LAWS(PVC)-1913-2-83

KANHAYA LAL Vs. NATIONAL BANK OF INDIA LIMITED

Decided On February 25, 1913
KANHAYA LAL Appellant
V/S
NATIONAL BANK OF INDIA LIMITED Respondents

JUDGEMENT

(1.) In order to render plain the nature of the question involved in the present appeal it will be necessary to make a short reference to the history of the litigation between the parties. It furnishes abundant matter for regret. The suit was brought on the 28th August 1902, and owing to the procedure adopted it will be found that at the present date the matter is but little more advanced than it was ten years ago in spite of the fact that large sums must have been expended in the costs of the proceedings in the meantime.

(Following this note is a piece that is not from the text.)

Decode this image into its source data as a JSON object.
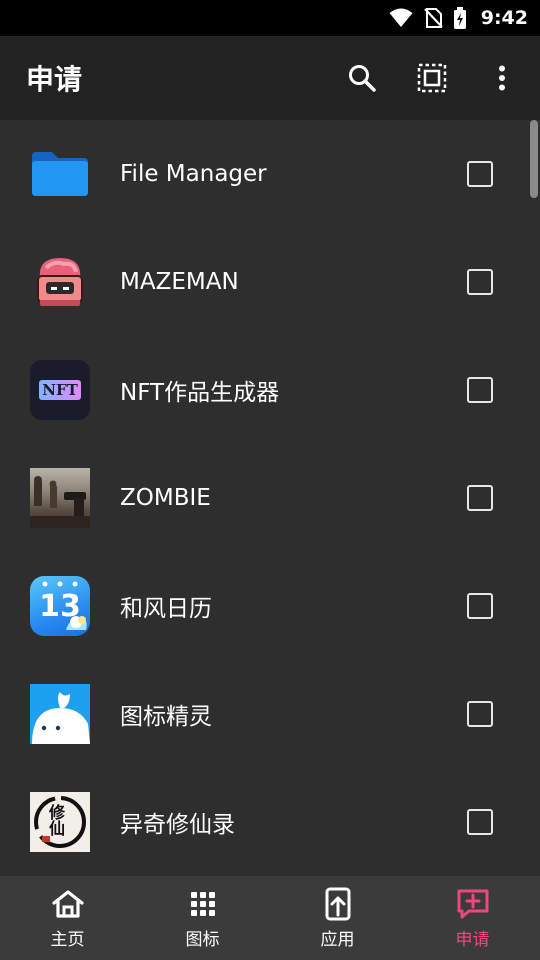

(2.) The facts of the case, so far as they are relevant to the question involved in the appeal, are very simple. On the 15 the August 1902 the defendant Bank which had obtained a decree against the Delhi Cotton Mills Co. Ld., obtained an attachment against certain mills at Sabzi Mandi, and on the 20th August 1902 took possession of them to obtain satisfaction for a sum of Rs. 83,005, the balance then unpaid under such decree. In his plaint the plaintiff states that he was the sole proprietor of such mills and of their contents. On thus being ousted from his property he took the course of paying under protest the sum claimed. Having thus freed his property from the attachment he at once brought the present action claiming a return of the money so paid and damages for the alleged illegal acts of the defendants.

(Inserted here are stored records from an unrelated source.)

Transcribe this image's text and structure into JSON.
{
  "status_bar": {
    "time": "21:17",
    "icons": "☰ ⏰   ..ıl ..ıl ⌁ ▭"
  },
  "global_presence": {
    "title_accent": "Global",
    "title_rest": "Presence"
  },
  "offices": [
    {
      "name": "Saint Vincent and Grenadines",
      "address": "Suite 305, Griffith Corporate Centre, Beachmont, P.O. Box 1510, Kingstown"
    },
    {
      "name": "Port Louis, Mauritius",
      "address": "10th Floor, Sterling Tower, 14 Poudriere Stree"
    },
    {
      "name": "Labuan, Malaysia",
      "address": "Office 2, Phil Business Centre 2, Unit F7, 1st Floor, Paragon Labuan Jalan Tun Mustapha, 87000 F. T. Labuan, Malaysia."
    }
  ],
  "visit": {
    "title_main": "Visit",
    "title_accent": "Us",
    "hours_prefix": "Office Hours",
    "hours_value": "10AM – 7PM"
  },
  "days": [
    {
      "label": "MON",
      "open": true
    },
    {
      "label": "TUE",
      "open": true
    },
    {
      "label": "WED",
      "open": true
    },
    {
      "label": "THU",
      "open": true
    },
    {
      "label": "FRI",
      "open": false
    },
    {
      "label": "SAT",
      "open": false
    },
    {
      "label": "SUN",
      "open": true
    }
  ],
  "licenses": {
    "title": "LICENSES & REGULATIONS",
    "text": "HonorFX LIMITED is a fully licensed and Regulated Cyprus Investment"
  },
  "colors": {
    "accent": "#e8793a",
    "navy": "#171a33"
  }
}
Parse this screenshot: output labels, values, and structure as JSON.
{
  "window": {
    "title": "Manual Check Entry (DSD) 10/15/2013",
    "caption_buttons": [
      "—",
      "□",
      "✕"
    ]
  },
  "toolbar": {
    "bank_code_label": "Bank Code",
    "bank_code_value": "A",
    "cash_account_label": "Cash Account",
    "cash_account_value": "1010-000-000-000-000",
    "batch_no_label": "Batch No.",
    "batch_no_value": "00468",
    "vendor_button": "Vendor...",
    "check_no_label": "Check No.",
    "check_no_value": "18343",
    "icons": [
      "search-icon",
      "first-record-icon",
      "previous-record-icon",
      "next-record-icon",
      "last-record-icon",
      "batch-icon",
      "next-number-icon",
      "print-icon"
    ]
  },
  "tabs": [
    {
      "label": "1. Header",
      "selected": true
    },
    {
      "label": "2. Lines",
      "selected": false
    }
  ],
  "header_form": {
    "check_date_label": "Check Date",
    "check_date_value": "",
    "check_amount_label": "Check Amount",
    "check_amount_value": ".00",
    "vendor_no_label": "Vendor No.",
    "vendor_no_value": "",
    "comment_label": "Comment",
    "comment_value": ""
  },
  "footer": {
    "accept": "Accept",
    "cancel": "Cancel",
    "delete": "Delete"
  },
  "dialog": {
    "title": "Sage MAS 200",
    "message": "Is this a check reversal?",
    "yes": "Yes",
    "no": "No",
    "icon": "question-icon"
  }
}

(3.) In reply to the above plaint the respondent Bank filed certain preliminary pleas relating to the claim for the return of the money paid under protest, of which it is only necessary to cite the first, which was that " the suit as framed will not lie." It is admitted that this plea is in substance identical with the more usual form of plea, viz., that " the plaint discloses no cause of action."